See perhaps Nick Maggiulli's post "The Ideal Level of Wealth":
> Financial Independence (28.6x Your Annual Spending): $3.5M. Assuming you never wanted to work again, you would need about 28.6x your annual spending to cover your costs indefinitely [$120,000 * 28.6 ~ $3,500,000]. This 28.6 comes from the Kitces research[1] showing that the 3.5% Rule[2] is the safe withdrawal rate for a 40-year time horizon and beyond. This research suggests that if you can make it 40 years while withdrawing 3.5% per year, then you’ll likely make it 50 years (or more).
[…]
> Whether your goal is Coast FIRE or full financial independence, the ideal level of wealth in the U.S. is in the low-to-mid range of Level 4 ($1M-$10M), or $2M-$5M. I know this is a lot of money and many people will never reach it, but that’s why it’s an ideal. It’s something to strive for. It’s enough where you don’t have to worry about money anymore, but not so much that it becomes a burden or warps your identity.
* https://ofdollarsanddata.com/the-ideal-level-of-wealth/
Adjust the $120k annual spend for your own lifestyle and cost of living.
You're not going to fly private, but it will take most of the worry out of life. Morgan Housel, author of the recently release The Art of Spending Money (and previously The Psychology of Money):
> 00:50:16 […] You have the independence to be who you are and wake up every morning and say, I can do whatever I want today. That’s wealth.
* https://ritholtz.com/2025/11/transcript-morgan-housel-spend/
Similarly, I don't understand why the CxOs in my current (BigTech) company still work. You're done. You can do anything you want and yet you voluntarily continue to amass more?
Has it occurred to you that perhaps what they want is to be the CxO of a big tech company? There’s a lot of power, prestige, and impact on society that you can’t easily have if you quit. Maybe they really enjoy the work itself too.
Things happen. Expensive things. The security to be able to afford expansive cancer care without worry, to pay for therapy and specialized schooling for your child… these are huge, huge things and they happen to you (or your children, or your children’s children) no matter what you do or don’t do.
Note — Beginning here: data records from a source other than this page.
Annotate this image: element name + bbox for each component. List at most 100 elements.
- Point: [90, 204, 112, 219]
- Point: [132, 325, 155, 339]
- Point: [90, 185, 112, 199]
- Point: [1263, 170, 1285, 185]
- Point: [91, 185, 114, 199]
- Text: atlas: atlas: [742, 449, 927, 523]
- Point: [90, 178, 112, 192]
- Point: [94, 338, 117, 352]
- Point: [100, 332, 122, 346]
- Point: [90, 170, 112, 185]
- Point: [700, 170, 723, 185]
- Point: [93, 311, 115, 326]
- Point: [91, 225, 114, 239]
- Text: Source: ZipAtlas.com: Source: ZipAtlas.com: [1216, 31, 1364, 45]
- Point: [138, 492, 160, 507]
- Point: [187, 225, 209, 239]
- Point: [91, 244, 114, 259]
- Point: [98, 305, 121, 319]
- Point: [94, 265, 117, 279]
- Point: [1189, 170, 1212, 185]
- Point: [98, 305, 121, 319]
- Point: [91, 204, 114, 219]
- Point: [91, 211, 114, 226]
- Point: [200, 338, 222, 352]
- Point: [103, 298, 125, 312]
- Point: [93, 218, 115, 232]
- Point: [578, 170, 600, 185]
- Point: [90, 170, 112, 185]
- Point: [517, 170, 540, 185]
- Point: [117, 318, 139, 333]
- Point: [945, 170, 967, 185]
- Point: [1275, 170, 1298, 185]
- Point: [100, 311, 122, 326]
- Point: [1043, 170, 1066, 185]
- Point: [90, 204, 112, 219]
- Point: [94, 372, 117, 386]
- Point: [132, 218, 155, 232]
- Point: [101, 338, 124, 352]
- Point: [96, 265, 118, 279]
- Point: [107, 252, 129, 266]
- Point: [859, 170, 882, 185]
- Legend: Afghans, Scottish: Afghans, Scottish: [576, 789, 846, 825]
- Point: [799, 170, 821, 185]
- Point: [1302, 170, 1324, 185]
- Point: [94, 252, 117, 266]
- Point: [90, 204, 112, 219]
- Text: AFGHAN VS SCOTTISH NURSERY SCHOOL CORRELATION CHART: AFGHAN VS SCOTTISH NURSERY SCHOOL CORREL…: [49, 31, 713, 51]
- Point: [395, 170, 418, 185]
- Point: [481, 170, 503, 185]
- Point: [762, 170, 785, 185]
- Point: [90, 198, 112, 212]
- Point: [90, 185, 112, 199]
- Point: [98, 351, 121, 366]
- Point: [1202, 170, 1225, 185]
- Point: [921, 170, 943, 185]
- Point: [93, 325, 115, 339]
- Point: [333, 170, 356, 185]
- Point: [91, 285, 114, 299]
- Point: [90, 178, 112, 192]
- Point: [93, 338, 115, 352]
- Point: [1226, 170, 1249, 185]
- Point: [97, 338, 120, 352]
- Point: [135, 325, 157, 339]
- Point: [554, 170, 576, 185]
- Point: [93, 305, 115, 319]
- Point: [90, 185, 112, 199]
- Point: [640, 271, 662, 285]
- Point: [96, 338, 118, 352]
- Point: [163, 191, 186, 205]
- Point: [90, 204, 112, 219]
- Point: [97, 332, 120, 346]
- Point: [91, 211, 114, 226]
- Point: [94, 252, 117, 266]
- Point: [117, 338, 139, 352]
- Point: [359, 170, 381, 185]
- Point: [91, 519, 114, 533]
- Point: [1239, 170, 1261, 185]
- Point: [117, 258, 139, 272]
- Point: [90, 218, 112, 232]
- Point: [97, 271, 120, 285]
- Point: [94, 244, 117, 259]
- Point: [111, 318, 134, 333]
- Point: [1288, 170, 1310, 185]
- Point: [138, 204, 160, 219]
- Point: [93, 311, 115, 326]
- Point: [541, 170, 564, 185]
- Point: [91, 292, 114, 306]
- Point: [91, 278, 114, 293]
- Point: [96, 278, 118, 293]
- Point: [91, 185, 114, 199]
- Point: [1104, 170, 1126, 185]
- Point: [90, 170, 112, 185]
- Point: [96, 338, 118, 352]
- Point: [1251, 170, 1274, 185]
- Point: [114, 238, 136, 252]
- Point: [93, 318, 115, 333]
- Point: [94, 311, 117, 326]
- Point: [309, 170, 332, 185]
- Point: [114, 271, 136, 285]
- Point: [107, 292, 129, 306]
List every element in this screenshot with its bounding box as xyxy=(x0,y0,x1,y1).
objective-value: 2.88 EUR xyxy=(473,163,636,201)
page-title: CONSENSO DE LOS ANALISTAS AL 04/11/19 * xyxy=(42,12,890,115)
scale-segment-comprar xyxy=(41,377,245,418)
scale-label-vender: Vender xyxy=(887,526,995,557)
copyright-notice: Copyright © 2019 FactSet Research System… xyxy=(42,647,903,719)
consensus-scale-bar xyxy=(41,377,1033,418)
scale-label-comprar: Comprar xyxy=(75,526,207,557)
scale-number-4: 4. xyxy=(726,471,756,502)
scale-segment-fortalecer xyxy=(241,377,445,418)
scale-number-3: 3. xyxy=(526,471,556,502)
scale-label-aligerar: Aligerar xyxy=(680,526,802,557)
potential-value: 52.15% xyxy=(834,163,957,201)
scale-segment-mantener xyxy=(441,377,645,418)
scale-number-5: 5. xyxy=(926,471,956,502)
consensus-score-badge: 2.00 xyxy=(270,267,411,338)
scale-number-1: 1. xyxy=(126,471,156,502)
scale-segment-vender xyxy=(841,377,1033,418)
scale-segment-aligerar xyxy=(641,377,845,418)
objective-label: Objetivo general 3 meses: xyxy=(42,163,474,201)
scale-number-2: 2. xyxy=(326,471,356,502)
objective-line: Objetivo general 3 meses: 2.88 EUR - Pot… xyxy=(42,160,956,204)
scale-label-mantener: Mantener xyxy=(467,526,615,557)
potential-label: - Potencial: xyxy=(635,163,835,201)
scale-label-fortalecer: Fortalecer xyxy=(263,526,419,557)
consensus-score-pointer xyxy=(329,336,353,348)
This isn’t just about being happy to be frugal.
That’s just a perspective on hardship, it’s not the only way. People deal with hardships with many many tools. My favorite tools are dignity, grace, courage, personal strength, and ingenuity. Money is another tool, yes, but it tends to prevent mastery of the others.
Elsewhere in the comments there was talk about legacy. You can give your kids a bank account, and the examples that you had money to pay off problems. Or you can give them something else through your example. I choose the latter.
Will accept, I have no idea about his personal situation. Also feel the HN crowd may downvote my comment because it is not phrased correctly.